Jakarta – TAMBANG. Proyek kelistrikan 35.000 megawatt (MW) yang mengandalkan batu bara sebagai sumber energi memiliki potensi dampak lingkungan yang juga besar. Karenanya penggunaan teknologi pembangkit yang ramah lingkungan diharapkan bisa menekan produksi polutan.
“Pemerintah sudah menyosialisasikan untuk memasang Clean Coal Technology (CCT) pada pembangkit listrik,” kata Direktur Ketenagalistrikan Kementerian ESDM, Jarman, dalam sebuah acara seminar yang digelar di Jakarta, Selasa (24/3).
Teknologi batu bara bersih tersebut diklaim akan menjadikan proyek-proyek pembangkit listrik generasi baru menjadi lebih ramah lingkungan.
Jarman juga menegaskan, untuk pembangunan pembangkit listrik berkapasitas lebih dari 600 MW harus menggunakan batu bara super bersih (super clean coal).

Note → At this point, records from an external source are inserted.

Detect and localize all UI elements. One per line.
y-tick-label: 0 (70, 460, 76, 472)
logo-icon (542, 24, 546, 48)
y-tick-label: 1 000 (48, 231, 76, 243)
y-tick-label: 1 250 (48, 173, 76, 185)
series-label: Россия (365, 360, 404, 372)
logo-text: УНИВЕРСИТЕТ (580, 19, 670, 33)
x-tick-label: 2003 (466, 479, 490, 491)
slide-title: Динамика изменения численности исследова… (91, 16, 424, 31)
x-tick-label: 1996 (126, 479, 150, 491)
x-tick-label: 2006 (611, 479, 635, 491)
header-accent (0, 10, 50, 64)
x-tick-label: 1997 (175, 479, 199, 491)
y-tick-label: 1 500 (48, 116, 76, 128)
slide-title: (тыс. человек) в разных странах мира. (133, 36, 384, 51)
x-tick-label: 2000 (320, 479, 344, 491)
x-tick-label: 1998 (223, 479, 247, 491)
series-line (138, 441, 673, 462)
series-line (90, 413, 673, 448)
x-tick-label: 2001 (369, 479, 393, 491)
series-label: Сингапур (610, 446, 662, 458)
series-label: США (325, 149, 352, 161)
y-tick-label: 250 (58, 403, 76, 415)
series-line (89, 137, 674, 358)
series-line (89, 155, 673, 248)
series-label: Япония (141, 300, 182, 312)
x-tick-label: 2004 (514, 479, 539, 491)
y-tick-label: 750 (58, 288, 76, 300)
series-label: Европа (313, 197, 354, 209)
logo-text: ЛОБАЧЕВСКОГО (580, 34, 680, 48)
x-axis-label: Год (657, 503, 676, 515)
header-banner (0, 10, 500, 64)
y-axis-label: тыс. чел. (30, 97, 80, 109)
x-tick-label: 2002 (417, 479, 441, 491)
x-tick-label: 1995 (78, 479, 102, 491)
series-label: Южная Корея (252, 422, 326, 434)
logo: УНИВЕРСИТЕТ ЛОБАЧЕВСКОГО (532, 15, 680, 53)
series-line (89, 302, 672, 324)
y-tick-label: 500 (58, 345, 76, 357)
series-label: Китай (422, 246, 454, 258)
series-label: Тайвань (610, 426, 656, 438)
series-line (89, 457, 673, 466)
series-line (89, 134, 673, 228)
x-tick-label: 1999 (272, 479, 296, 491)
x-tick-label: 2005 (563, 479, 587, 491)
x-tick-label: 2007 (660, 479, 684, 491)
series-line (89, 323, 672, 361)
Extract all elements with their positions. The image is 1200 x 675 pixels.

Ini ditujukan agar emisi hasil pembakaran batu bara tersebut bisa dikendalikan.
“Seperti Batang. Nanti juga ada di pengembangan Cilacap, kemudian di pengembangan Cirebon,” ia mencontohkan.

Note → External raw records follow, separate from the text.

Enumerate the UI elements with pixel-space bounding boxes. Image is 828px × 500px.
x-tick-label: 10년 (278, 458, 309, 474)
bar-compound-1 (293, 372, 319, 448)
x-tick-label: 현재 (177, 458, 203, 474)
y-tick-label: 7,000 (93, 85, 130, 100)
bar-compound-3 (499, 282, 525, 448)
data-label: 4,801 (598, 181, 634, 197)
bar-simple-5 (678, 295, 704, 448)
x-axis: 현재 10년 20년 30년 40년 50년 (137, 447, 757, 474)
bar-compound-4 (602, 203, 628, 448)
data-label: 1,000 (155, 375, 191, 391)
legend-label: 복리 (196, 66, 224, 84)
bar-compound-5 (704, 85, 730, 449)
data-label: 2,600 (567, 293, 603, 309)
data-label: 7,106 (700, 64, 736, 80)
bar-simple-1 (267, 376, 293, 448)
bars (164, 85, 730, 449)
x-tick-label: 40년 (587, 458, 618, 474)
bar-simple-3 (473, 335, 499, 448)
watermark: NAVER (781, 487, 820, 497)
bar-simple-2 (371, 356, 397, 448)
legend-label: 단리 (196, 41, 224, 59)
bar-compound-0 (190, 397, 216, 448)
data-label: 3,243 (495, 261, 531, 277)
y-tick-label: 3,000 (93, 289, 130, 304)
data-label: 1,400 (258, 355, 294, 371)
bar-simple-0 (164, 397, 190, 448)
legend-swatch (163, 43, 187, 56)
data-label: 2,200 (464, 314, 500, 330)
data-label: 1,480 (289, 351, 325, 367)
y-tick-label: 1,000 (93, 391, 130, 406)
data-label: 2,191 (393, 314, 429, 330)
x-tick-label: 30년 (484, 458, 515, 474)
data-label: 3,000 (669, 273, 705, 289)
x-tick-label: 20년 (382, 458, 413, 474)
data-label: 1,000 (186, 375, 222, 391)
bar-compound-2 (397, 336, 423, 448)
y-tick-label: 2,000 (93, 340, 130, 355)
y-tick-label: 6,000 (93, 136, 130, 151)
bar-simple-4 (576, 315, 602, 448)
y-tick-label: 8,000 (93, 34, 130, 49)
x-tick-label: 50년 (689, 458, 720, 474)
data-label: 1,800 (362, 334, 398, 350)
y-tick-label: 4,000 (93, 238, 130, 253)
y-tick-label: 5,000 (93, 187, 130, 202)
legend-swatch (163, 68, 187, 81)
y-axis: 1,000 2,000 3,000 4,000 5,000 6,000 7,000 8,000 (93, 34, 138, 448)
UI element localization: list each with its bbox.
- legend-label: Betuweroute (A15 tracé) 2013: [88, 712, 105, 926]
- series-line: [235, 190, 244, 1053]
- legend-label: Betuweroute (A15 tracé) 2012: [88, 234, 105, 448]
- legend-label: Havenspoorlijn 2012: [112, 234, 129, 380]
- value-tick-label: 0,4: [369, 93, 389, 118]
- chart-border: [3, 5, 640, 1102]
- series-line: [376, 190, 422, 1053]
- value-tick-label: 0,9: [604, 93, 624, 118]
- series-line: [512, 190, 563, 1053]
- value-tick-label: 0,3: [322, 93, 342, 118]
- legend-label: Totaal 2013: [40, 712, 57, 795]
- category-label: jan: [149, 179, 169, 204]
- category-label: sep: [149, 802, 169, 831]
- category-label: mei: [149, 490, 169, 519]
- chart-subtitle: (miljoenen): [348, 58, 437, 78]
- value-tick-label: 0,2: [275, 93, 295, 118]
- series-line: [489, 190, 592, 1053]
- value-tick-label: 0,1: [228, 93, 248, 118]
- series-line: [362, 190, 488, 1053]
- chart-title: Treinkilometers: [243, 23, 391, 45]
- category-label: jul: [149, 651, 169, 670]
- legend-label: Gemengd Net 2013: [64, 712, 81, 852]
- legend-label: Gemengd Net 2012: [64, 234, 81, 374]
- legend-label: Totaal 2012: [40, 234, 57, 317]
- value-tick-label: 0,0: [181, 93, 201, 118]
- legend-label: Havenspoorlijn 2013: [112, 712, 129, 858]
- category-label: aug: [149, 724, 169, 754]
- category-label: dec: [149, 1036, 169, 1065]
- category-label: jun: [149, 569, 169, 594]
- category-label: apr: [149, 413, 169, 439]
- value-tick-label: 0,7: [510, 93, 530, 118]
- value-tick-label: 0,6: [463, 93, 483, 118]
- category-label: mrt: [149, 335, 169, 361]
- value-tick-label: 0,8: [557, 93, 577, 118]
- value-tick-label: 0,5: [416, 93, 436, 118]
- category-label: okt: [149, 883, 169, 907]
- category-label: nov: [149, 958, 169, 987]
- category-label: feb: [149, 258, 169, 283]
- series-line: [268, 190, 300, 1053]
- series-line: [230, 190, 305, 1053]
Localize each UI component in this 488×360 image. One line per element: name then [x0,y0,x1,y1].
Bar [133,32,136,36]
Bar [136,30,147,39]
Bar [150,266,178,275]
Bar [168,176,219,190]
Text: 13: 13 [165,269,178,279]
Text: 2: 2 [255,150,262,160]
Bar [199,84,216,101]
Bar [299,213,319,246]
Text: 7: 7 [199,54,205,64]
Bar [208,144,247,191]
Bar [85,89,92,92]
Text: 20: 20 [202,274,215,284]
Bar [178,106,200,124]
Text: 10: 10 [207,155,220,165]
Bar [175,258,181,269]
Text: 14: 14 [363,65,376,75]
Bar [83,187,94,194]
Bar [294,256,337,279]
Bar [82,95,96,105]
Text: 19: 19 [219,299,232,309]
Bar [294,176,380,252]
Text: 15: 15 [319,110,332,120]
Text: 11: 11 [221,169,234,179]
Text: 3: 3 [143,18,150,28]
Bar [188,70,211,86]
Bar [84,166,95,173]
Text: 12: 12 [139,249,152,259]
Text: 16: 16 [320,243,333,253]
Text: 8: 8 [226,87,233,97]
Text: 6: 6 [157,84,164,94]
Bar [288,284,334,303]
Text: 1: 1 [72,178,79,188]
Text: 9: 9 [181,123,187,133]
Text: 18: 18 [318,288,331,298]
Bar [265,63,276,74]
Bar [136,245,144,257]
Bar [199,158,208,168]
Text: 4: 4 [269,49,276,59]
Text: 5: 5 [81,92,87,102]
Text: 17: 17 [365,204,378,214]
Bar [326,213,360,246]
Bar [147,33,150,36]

Teknologi batu bara bersih (CCT) secara khusus dirancang untuk mengurangi emisi zat pencemar lingkungan penyebab hujan asam. Karena polutan seperti oksida sulfur (SOx), oksida nitrogen (NOx), serta abu terbang (fly ash) dilepaskan saat proses pembakaran batu bara.

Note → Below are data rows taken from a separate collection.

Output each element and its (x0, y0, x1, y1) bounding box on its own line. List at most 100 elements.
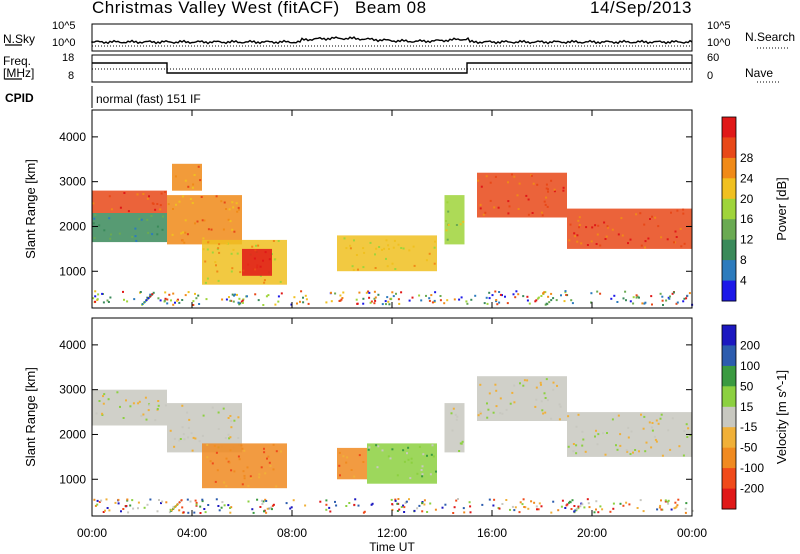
power-speckle (151, 202, 154, 205)
power-speckle (119, 206, 122, 209)
velocity-speckle (358, 454, 361, 457)
velocity-noise (143, 506, 146, 509)
velocity-speckle (611, 418, 614, 421)
velocity-speckle (594, 435, 596, 438)
power-speckle (94, 213, 97, 216)
power-speckle (517, 208, 520, 210)
power-noise (174, 301, 176, 304)
power-speckle (218, 251, 221, 254)
velocity-speckle (387, 455, 390, 458)
power-speckle (210, 228, 213, 231)
velocity-speckle (416, 472, 419, 475)
cpid-label: CPID (5, 91, 34, 105)
x-tick-label: 20:00 (577, 526, 607, 540)
power-speckle (218, 243, 221, 246)
power-noise (629, 300, 632, 303)
velocity-noise (397, 498, 400, 500)
power-noise (147, 297, 150, 300)
velocity-noise (612, 502, 615, 505)
velocity-speckle (243, 477, 246, 480)
velocity-noise (176, 503, 179, 506)
velocity-speckle (362, 461, 365, 463)
power-speckle (676, 209, 679, 212)
power-noise (164, 297, 167, 300)
velocity-speckle (604, 453, 607, 456)
velocity-region-3 (337, 447, 367, 480)
power-noise (198, 303, 201, 305)
power-speckle (489, 181, 492, 184)
power-speckle (98, 224, 101, 227)
power-speckle (194, 222, 196, 225)
velocity-noise (262, 500, 265, 503)
velocity-speckle (246, 466, 249, 469)
power-speckle (516, 194, 519, 197)
velocity-speckle (552, 388, 555, 391)
power-colorbar-frame (721, 116, 737, 302)
power-noise (342, 291, 345, 294)
velocity-noise (457, 498, 459, 500)
velocity-noise (265, 500, 268, 502)
velocity-speckle (402, 449, 405, 452)
velocity-noise (658, 506, 661, 509)
power-speckle (233, 230, 236, 233)
power-speckle (207, 241, 210, 244)
power-speckle (92, 222, 95, 225)
velocity-speckle (381, 449, 384, 452)
velocity-noise (371, 502, 374, 505)
power-noise (373, 297, 376, 300)
velocity-speckle (169, 429, 172, 432)
y-tick-label: 1000 (59, 264, 86, 278)
velocity-noise (550, 511, 553, 514)
x-tick-label: 00:00 (677, 526, 707, 540)
power-speckle (147, 231, 150, 234)
velocity-speckle (137, 402, 140, 405)
power-speckle (604, 238, 607, 240)
velocity-noise (560, 505, 563, 508)
power-speckle (225, 208, 227, 210)
beam-title: Beam 08 (355, 0, 427, 17)
power-speckle (343, 237, 346, 240)
power-noise (232, 300, 235, 303)
velocity-speckle (542, 412, 545, 415)
velocity-noise (566, 503, 569, 506)
velocity-noise (426, 511, 429, 513)
power-noise (340, 298, 343, 301)
power-speckle (574, 235, 577, 238)
velocity-noise (189, 500, 192, 503)
power-speckle (193, 174, 196, 176)
power-noise (163, 299, 166, 302)
power-noise (341, 297, 344, 299)
power-noise (241, 299, 244, 302)
power-speckle (627, 242, 629, 245)
power-colorbar-tick: 24 (740, 171, 754, 185)
power-speckle (187, 185, 190, 188)
power-speckle (214, 261, 217, 264)
power-speckle (154, 208, 157, 211)
power-noise (293, 296, 296, 299)
velocity-noise (174, 505, 177, 508)
velocity-colorbar-cell (722, 488, 736, 510)
velocity-noise (100, 499, 103, 502)
power-noise (274, 303, 277, 306)
velocity-noise (452, 512, 455, 514)
velocity-noise (182, 511, 185, 514)
nsearch-tick-high: 10^5 (707, 20, 731, 32)
power-noise (109, 296, 112, 299)
velocity-speckle (230, 420, 233, 423)
power-noise (236, 293, 238, 296)
power-noise (265, 295, 268, 298)
velocity-speckle (596, 443, 599, 446)
velocity-speckle (338, 451, 341, 454)
velocity-speckle (650, 426, 653, 429)
velocity-noise (403, 506, 406, 509)
power-noise (139, 291, 142, 293)
power-noise (446, 299, 449, 302)
power-speckle (362, 247, 365, 250)
power-noise (460, 296, 463, 299)
velocity-speckle (173, 437, 176, 440)
power-speckle (580, 242, 583, 245)
velocity-noise (595, 508, 597, 511)
power-noise (672, 291, 675, 294)
power-noise (373, 290, 376, 293)
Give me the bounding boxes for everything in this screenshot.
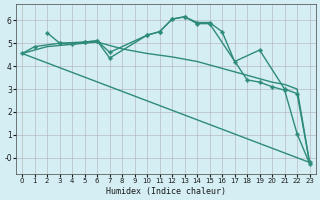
X-axis label: Humidex (Indice chaleur): Humidex (Indice chaleur) <box>106 187 226 196</box>
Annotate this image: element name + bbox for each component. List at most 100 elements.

Selain itu pengembangan teknologi batu bara bersih juga ditujukan untuk mengurangi emisi gas penyebab efek rumah kaca atau karbon dioksida (CO2). Dengan demikian, batu bara yang masih menjadi sumber energi andalan karena jumlah cadangannya yang sangat besar tetap bisa dimanfaatkan, namun bahaya pemanasan global juga dapat ditekan.